Wynik trójką otworzył Dario Šarić. Sixers nie potrafili jednak wyjść na większe prowadzenie a ponadto znowu widać niepotrzebne straty wynikające z lekkomyślnych podań.

Q1 3:53 (18-18)

Sixers odrobili drobne straty. Dobrze z ławki wygląda Trevor Booker, dobrą zmianę dał również McConnell. Szóstki mają drobne problemy w defensywie i nieco za dużo faulują. Na tablicy remis.


Niestety z relacji nic nie wyszło, gdyż telefon postanowił odmówić posłuszeństwa. Postaram się jednak napisać kilka słów podsumowania.

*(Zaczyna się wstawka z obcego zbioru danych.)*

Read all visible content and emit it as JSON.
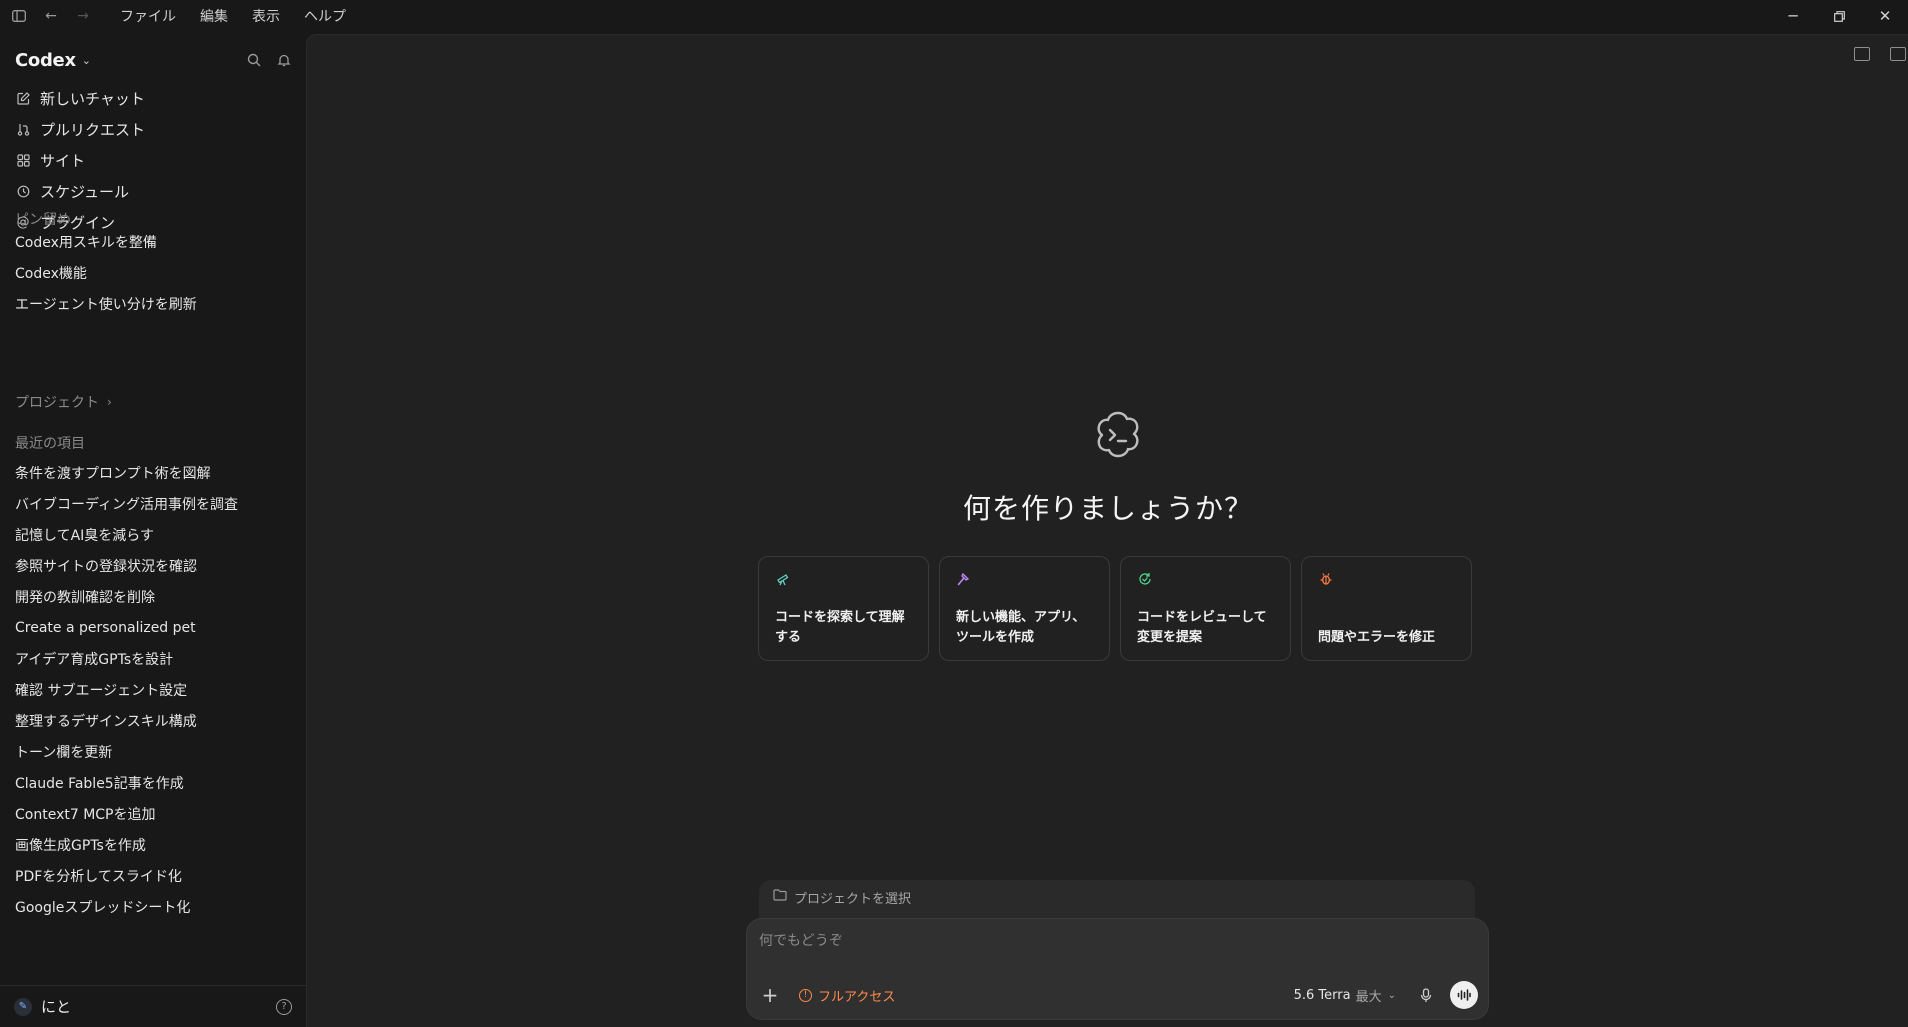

Trudno do końca wytłumaczyć co się stało na parkiecie. Sixers mieli co prawda przez długi czas prowadzenie i to nawet dość znaczne, ale gdzieś w środku dawało się odczuć, że wynikało to bardziej ze słabej gry rywali. Gdy Kings zaczynali grać lepiej, Szóstki kompletnie nie miały pomysłu na grę. Akcje stały się do bólu przewidywalne. Co raz częściej oglądając Sixers mam wrażenie, że brakuje gdzieś dobrego planu, dobrej taktyki, dobrego wykorzystania atutów, które przez tyle czasu zbieraliśmy, a których mamy teraz problem regularnie wykorzystywać. Oczywiście, można powiedzieć, że nie grał Embiid i że gdy on w pełni wyzdrowieje to będzie lepiej. Można powiedzieć, że widać zaangażowanie, widać poświęcenie – tego graczom z Filadelfii na pewno odmówić nie można, patrząc na chociażby kilka akcji z dzisiejszego meczu. Ale brakuje uporządkowania, brakuje sensu w grze. Brakuje lepszego trenera.

Ale jest to tylko moja prywatna opinia i każdy może się z nią zgadzać albo wręcz przeciwnie.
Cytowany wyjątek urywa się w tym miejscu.